14. As already observed earlier, neither the parties nor the Courts below have taken into consideration the aforesaid provisions of the Indian Succession Act relating to intestate succession which has resulted into the misconception that the Will which was alleged to have been executed by Akkayamma had to be taken into consideration for the purpose of issuing the Succession Certificate. If the Will is proved, the necessity of obtaining Succession certificate in respect of the same property stands dispensed with and the disposition has to be made by the executors named in the Will in accordance with the legacies set out in the Will. The question of issuing Succession Certificate would arise only if the property in question is not subjected to disposition according to any Will.

15. The views expressed by this Court stand fully supported by the decision of the Division Bench of this High Court in Murari v. T. Rammohan Rao, (D.B.). The Division Bench in the said case held that the proceedings under Section 372 of the Act were summary in nature and a certificate would have to be issued to one party or the other. If there were intricate questions which could not be gone into a summary proceeding, the party who had prima facie the best title should be granted a certificate and the contesting party should be directed to establish his title in a civil Court. In order to protect the interests of the parties, security from the grantee of certificate is provided for under Section 375 of the Act.

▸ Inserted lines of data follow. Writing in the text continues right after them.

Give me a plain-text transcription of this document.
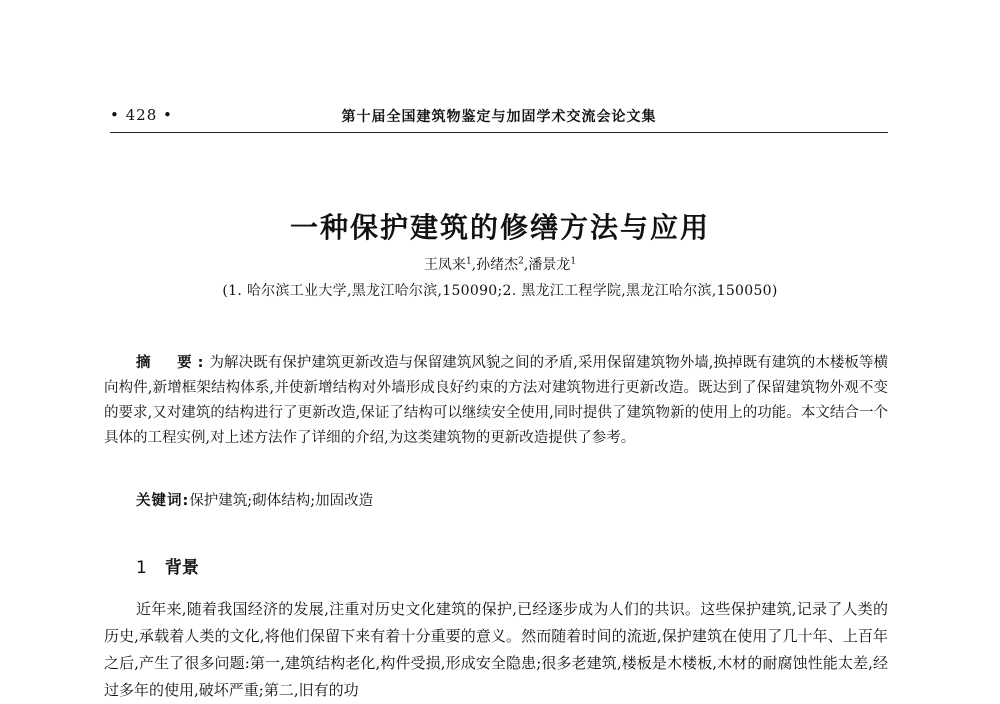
• 428 •	第十届全国建筑物鉴定与加固学术交流会论文集
一种保护建筑的修缮方法与应用
王凤来$^1$,孙绪杰$^2$,潘景龙$^1$
(1. 哈尔滨工业大学,黑龙江哈尔滨,150090;2. 黑龙江工程学院,黑龙江哈尔滨,150050)
摘　要:为解决既有保护建筑更新改造与保留建筑风貌之间的矛盾,采用保留建筑物外墙,换掉既有建筑的木楼板等横向构件,新增框架结构体系,并使新增结构对外墙形成良好约束的方法对建筑物进行更新改造。既达到了保留建筑物外观不变的要求,又对建筑的结构进行了更新改造,保证了结构可以继续安全使用,同时提供了建筑物新的使用上的功能。本文结合一个具体的工程实例,对上述方法作了详细的介绍,为这类建筑物的更新改造提供了参考。
关键词:保护建筑;砌体结构;加固改造
1 背景
近年来,随着我国经济的发展,注重对历史文化建筑的保护,已经逐步成为人们的共识。这些保护建筑,记录了人类的历史,承载着人类的文化,将他们保留下来有着十分重要的意义。然而随着时间的流逝,保护建筑在使用了几十年、上百年之后,产生了很多问题:第一,建筑结构老化,构件受损,形成安全隐患;很多老建筑,楼板是木楼板,木材的耐腐蚀性能太差,经过多年的使用,破坏严重;第二,旧有的功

16. Since, the above requirements of law do not appear to have been taken into account by both the Courts below, it is necessary that the entire matter should be remanded to the trial Court for deciding (1) firstly, whether there was a prima facie case to show that the Will was executed or not in respect of the property in question;

(2) if yes,

(a) Whether it was competent to decide the truth and execution of the Will;

(b) If not, what direction was required to be given to the parties to secure orders relating to legality and validity of the Will and to obtain consequent order for probating the Will or to obtain Letters of Administration as the case may be;

(3) if not,

the trial Court shall, after following the procedure prescribed by law, issue the Succession Certificate, if the jurisdiction is vested in him.

17. The matter is, therefore, remanded to the trial Court with the directions as stated above. The Civil Revision Petition is accordingly disposed of. No costs.